The actual Mean value theorem is:

If $f$ is continuous on $[a,b]$ and differentiable on $(a,b)$, then there exists at least one value $c\in (a,b)$ such that, $f\text{'}\left(c\right) = \frac{f\left(b\right) - f\left(a\right)}{b - a}$

Geometrically, first derivative $f\text{'}\left(x\right)$ of a function $f$ at a point $x$ means the slope of the tangent drawn at that point $(x,f(x\left)\right)$.

we have, for some point $c\in (a,b)$ the first derivative $f\text{'}\left(c\right) = \frac{f\left(b\right) - f\left(a\right)}{b - a}$

$\Rightarrow$ slope of the tangent line drawn at $c$ is $\frac{f\left(b\right) - f\left(a\right)}{b - a}$.

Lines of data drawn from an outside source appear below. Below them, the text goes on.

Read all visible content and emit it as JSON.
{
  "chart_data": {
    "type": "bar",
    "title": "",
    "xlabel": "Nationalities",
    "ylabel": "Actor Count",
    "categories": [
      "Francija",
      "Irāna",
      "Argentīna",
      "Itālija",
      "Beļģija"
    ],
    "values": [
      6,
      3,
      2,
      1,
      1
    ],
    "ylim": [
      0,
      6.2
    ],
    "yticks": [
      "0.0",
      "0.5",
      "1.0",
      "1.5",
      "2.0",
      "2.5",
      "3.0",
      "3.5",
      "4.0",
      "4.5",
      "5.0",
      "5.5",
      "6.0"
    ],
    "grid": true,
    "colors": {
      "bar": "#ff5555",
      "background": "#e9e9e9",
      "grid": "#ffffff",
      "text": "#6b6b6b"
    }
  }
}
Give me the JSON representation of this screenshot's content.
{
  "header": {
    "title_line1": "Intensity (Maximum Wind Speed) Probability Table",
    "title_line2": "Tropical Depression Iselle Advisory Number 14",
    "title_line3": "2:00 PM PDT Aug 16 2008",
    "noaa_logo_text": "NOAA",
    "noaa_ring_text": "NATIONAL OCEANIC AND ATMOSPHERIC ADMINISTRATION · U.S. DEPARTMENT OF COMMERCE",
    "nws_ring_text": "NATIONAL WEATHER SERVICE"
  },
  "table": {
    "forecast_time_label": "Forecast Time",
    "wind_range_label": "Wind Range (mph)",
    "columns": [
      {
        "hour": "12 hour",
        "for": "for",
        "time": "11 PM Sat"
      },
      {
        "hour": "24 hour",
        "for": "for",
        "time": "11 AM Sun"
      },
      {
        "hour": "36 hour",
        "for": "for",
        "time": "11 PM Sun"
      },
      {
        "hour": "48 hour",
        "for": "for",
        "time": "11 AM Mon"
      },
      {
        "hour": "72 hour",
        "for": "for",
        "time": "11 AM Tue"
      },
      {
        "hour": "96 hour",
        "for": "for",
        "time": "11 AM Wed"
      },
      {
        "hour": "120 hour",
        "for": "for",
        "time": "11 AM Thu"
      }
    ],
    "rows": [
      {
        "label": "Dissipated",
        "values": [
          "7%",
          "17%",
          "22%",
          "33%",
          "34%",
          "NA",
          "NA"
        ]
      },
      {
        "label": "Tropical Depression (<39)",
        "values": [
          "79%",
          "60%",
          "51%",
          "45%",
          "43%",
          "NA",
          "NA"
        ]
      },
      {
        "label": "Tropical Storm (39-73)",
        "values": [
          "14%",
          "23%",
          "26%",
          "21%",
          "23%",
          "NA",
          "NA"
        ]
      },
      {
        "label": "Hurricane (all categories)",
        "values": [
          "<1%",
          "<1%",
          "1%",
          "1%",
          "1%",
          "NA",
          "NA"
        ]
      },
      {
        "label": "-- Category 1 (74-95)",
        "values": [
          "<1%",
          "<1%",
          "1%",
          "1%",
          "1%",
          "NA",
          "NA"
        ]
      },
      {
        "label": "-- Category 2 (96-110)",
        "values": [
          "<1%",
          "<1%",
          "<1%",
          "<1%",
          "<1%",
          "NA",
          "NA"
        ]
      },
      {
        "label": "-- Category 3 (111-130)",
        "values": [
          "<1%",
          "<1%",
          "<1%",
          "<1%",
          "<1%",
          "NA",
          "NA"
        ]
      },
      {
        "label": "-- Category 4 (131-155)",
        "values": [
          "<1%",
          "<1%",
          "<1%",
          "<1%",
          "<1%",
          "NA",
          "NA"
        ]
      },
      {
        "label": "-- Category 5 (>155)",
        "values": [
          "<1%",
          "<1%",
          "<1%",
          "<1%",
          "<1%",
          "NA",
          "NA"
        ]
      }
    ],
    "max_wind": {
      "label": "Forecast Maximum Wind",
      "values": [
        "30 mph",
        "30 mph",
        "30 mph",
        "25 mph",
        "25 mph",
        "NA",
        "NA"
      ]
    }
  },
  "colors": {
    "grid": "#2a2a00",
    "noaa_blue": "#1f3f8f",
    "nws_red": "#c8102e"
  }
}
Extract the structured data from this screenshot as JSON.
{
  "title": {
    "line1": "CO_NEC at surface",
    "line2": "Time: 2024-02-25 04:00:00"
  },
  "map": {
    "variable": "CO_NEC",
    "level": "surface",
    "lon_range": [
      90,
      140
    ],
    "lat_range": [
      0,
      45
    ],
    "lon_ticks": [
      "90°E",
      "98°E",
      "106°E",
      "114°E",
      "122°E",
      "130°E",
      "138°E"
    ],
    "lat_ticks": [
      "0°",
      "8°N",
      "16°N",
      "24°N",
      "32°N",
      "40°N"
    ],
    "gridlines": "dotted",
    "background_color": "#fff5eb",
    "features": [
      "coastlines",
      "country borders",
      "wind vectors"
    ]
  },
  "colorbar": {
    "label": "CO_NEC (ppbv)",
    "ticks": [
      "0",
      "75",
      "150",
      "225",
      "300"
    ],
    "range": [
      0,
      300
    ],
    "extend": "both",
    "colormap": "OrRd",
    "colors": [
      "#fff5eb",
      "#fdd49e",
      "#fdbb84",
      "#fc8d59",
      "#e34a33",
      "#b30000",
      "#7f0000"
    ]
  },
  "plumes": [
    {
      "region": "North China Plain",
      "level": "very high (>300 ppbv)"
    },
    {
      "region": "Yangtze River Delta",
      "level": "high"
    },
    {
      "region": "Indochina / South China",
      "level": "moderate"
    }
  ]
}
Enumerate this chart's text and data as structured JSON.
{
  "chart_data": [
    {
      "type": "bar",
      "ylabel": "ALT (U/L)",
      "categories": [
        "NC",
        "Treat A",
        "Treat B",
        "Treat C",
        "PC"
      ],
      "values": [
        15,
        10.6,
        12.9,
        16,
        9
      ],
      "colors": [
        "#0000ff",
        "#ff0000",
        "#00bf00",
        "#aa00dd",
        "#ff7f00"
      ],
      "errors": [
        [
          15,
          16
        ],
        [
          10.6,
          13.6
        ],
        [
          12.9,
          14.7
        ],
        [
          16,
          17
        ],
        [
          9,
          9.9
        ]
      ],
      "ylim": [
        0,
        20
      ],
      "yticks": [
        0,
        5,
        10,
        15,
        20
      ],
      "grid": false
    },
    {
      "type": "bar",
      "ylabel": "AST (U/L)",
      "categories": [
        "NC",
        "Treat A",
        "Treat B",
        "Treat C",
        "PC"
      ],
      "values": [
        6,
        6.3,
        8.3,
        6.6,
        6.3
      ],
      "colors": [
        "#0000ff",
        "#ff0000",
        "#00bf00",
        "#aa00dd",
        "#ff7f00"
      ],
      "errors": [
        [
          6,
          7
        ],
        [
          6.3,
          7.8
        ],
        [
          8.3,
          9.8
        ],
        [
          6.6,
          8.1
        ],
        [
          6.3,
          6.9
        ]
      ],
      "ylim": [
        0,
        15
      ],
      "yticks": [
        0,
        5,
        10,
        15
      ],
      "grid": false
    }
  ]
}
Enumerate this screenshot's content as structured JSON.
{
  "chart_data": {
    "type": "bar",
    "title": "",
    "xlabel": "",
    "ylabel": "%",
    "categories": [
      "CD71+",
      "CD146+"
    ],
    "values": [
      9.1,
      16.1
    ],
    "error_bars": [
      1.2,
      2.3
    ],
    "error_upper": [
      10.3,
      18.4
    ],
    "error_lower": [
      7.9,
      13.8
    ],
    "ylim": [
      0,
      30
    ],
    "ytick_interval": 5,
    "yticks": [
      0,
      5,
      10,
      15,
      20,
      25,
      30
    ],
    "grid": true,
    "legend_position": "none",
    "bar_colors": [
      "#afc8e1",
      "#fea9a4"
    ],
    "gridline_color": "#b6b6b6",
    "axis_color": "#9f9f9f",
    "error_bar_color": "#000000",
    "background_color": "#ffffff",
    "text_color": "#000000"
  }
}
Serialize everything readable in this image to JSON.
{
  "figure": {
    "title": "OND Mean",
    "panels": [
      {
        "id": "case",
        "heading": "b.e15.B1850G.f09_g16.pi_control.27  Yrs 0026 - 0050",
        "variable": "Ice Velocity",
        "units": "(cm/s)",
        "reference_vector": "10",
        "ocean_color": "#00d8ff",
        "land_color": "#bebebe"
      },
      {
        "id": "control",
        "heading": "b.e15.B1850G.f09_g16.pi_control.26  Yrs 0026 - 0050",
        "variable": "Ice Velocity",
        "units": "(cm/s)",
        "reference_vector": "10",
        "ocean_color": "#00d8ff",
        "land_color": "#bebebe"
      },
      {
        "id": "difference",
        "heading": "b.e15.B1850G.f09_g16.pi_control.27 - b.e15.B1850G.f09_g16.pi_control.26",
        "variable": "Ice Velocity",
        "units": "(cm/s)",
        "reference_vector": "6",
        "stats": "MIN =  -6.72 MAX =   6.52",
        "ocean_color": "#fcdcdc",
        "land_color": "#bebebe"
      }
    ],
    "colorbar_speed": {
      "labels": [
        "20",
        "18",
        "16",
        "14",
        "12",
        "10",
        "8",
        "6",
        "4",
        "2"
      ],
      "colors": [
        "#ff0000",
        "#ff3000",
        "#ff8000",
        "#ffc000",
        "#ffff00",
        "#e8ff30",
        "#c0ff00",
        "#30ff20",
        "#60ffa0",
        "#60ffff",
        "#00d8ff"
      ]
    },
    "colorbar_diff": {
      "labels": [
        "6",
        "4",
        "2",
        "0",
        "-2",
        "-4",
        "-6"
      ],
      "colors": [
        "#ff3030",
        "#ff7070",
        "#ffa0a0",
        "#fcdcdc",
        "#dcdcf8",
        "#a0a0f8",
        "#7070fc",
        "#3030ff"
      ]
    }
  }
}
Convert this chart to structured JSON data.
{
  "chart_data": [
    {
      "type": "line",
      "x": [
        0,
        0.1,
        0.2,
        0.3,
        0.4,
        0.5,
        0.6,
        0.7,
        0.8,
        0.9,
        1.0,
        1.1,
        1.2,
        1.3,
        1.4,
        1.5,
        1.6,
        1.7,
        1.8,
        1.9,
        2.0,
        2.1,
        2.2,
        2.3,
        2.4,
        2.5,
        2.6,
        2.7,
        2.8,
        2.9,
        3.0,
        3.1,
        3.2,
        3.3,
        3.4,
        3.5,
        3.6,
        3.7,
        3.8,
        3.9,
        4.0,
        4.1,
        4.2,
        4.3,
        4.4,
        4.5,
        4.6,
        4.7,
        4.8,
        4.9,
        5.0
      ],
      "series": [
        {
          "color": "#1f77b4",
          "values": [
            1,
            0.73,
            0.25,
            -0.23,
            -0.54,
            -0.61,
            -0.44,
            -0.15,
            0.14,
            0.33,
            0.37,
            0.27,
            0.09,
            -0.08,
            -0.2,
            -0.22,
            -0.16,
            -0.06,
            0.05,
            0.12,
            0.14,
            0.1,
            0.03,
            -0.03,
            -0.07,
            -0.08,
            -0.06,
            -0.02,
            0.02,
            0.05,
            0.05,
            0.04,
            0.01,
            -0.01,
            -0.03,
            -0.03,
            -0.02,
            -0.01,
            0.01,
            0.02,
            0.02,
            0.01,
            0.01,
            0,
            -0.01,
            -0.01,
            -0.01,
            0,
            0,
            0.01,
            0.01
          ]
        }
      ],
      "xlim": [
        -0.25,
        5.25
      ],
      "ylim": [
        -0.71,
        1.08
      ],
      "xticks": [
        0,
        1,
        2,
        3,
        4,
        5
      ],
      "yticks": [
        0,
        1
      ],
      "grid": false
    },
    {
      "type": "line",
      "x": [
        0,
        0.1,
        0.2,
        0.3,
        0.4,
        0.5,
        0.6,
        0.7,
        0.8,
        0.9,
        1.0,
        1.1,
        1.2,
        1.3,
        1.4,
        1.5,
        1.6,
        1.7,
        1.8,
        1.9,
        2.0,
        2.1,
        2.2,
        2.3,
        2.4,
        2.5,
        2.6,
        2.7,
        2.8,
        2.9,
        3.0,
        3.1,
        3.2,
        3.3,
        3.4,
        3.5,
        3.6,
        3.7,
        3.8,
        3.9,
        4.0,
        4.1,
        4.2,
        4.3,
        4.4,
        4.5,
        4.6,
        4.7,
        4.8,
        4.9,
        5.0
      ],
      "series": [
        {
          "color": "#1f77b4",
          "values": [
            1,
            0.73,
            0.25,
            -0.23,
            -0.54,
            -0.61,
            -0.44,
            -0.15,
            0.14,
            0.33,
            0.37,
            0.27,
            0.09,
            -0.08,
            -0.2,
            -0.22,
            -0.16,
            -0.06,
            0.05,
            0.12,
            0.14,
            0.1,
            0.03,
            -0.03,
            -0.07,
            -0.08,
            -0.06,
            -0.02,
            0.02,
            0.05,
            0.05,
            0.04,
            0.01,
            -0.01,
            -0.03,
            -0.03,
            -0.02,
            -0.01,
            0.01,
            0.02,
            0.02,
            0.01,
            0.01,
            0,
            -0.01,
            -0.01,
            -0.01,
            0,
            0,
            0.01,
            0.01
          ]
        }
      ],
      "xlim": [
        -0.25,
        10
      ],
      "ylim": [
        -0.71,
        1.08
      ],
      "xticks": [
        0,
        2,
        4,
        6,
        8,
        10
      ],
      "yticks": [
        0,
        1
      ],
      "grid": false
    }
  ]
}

$\Rightarrow$ slope of the line joining the points $(a,f(a\left)\right)$ and $(b,f(b\left)\right)$ is also $\frac{f\left(b\right) - f\left(a\right)}{b - a}$.

$\Rightarrow$ we have "if the slopes of two lines are equal, then those lines are parallel"

      that is, the tangent line at $c$ and the line joining the points $(a,f(a\left)\right)$ and $(b,f(b\left)\right)$ are parallel.